Here is the problem with the economy, and the coalition's stewardship of it, from an observer's point of view: they say "the huge burden of debt the last government left us with", and although I smell a rat, I cannot smell how large this rat is. Ed Balls or – more audibly, actually – Gordon Brown before him, can say this deficit reduction policy is lunacy, but it's hard within a context of adversarial politics to tell how much danger we're really in.
A Tory MP might say on Any Questions, "We have to do this or we'll end up like Ireland", and we might know instinctively that we're not Ireland yet not know exactly how unlike Ireland we are. It's straightforward to disagree with specific cuts – but maybe, because it's simpler, we're arguing about which tree to cut down when we should be arguing about the whole programme of deforestation.
Michael Mendelson is now an academic at the Caledon Institute of Social Policy, but his relevance for these purposes is his work in government: he was at the centre of fiscal policy during the great Canadian "bloodbath budget", the massive-scale deficit reduction undertaken by Jean Chrétien's liberal command in the mid-90s.

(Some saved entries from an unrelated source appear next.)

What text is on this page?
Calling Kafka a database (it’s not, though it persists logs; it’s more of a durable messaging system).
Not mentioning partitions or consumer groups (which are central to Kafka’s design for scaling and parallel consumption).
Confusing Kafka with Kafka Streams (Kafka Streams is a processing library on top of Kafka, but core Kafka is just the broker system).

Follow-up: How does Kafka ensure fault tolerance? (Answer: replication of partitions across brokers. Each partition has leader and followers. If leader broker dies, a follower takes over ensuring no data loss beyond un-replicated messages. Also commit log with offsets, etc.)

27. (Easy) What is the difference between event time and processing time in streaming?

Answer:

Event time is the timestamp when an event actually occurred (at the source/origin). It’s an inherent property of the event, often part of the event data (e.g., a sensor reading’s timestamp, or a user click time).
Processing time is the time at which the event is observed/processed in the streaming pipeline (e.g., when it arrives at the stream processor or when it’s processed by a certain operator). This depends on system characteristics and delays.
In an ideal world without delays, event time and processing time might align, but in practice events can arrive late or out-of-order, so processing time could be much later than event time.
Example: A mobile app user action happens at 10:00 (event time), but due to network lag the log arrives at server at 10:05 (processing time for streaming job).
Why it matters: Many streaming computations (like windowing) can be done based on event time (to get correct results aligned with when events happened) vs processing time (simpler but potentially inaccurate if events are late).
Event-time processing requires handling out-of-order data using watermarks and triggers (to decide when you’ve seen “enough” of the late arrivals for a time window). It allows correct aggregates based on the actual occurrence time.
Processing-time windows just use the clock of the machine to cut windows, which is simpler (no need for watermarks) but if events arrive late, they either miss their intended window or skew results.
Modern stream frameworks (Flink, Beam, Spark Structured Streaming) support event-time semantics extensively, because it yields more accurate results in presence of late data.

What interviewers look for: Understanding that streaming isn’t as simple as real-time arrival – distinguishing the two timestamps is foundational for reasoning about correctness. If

Canada's success was the ideal held up in Tory electioneering: it is rare to effect successful consolidation – to the extent that it's only happened six times among OECD nations since 1970, and one of those was Greece (in other words, it didn't happen but looked as if it had). Apparently Tories did solicit advice from key players of the Chrétien experiment prior to Britain's 2010 election, but only about the mechanics of deficit reduction. Nobody asked whether conditions were right. Nobody asked if it was a good idea to try this at home.